One of the smartest quips ever uttered in the weight loss industry was made by Richard Simmons. No, really. One of his most famous sayings is "It's not what you're eating, it's what's eating you." Look at our "coping skills" in the United States: eating, smoking, drinking alcohol, drug use, gambling, pornography, excessive exercise, and other addictions. It becomes a never-ending cycle of stress, addiction, and rehab. We need to cure the stressors, but that is not going to happen in our current capitalist economic model.

Combating stress in any meaningful way is problematic if you look at it only from a profit-making perspective. Stress is difficult to define, and we tend to frown on the idea of leaving your job, your spouse, or abandoning your children, to name but a few triggers. Stress is subjective, and not outwardly obvious. The effects of stress are obvious, and so we market solutions to the symptoms rather than the cause. A vacation is surely the best prescription, and we will even float you a bank loan or credit to make it happen. Vitamins and supplements and energy drinks will help you get through your day. Treat yourself to that pizza, bacon cheeseburger, ice cream dessert, or other favorite comfort food. You get the picture, but this is where the treadmill starts.

Oops, overdid it with the food? Try [insert any commercial diet plan here] to get back to normal. This "solution" only adds another degree of stress, and so it is no wonder that diets fail. Maybe we start drinking now, too.

The idea of "cheating" on a diet is also harmful. It implies wrongdoing and initiates feelings of guilt and shame, which add to stress and reinforce a poor sense of self-esteem; which makes one more likely to "cheat" again, and so on and so forth. This is not the same thing as cheating on a spouse or significant other, or cheating on a test, or breaking any kind of vow or law, yet how many of those on a diet equate it with such? Baloney. Forgive yourself, if there is even anything to be forgiven for.

As long as money is to be made from treating the symptoms of stress, the diet, cosmetics, and personal finance industries are going to keep peddling destructive "solutions" instead of devoting resources to get to the roots of it all. Our personal goals should be to resist not the temptations of the marketplace, but the personal behaviors and situations that lead to stress. We don't need punishments for negative coping mechanisms, we need alternatives to those bad habits.

We also need to alleviate stress to begin with. Maybe that means limiting your time with family over the holidays. Maybe that does mean taking time off from your workplace. Maybe it means going off of social media if the feedback you are getting from sharing your struggles is anything but supportive and understanding. If we do these things, then the impulse to overindulge in anything harmful will ebb, at least a little bit.

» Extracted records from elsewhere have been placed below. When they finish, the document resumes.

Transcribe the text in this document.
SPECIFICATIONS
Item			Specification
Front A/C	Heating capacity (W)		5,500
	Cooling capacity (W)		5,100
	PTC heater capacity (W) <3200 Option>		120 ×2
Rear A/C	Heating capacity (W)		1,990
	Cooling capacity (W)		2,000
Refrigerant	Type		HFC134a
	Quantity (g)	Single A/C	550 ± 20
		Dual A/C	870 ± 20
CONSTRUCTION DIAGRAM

So, how do I cope in healthy ways? I make sure I get outside and take at least a 30-minute walk every day, weather-permitting. I take breaks to watch the odd "guilty pleasure" television show. I should read more, a lot more, and it is one of my goals to make that a higher priority. I draw, and I write, and I take photographs, for pleasure as well as part of my income. Am I successful one hundred percent of the time? No, of course not. Probably not even 70% lately, but I forgive myself for that.

Please share your own secrets for stress-relief success in the comments. We need to encourage each other more than ever.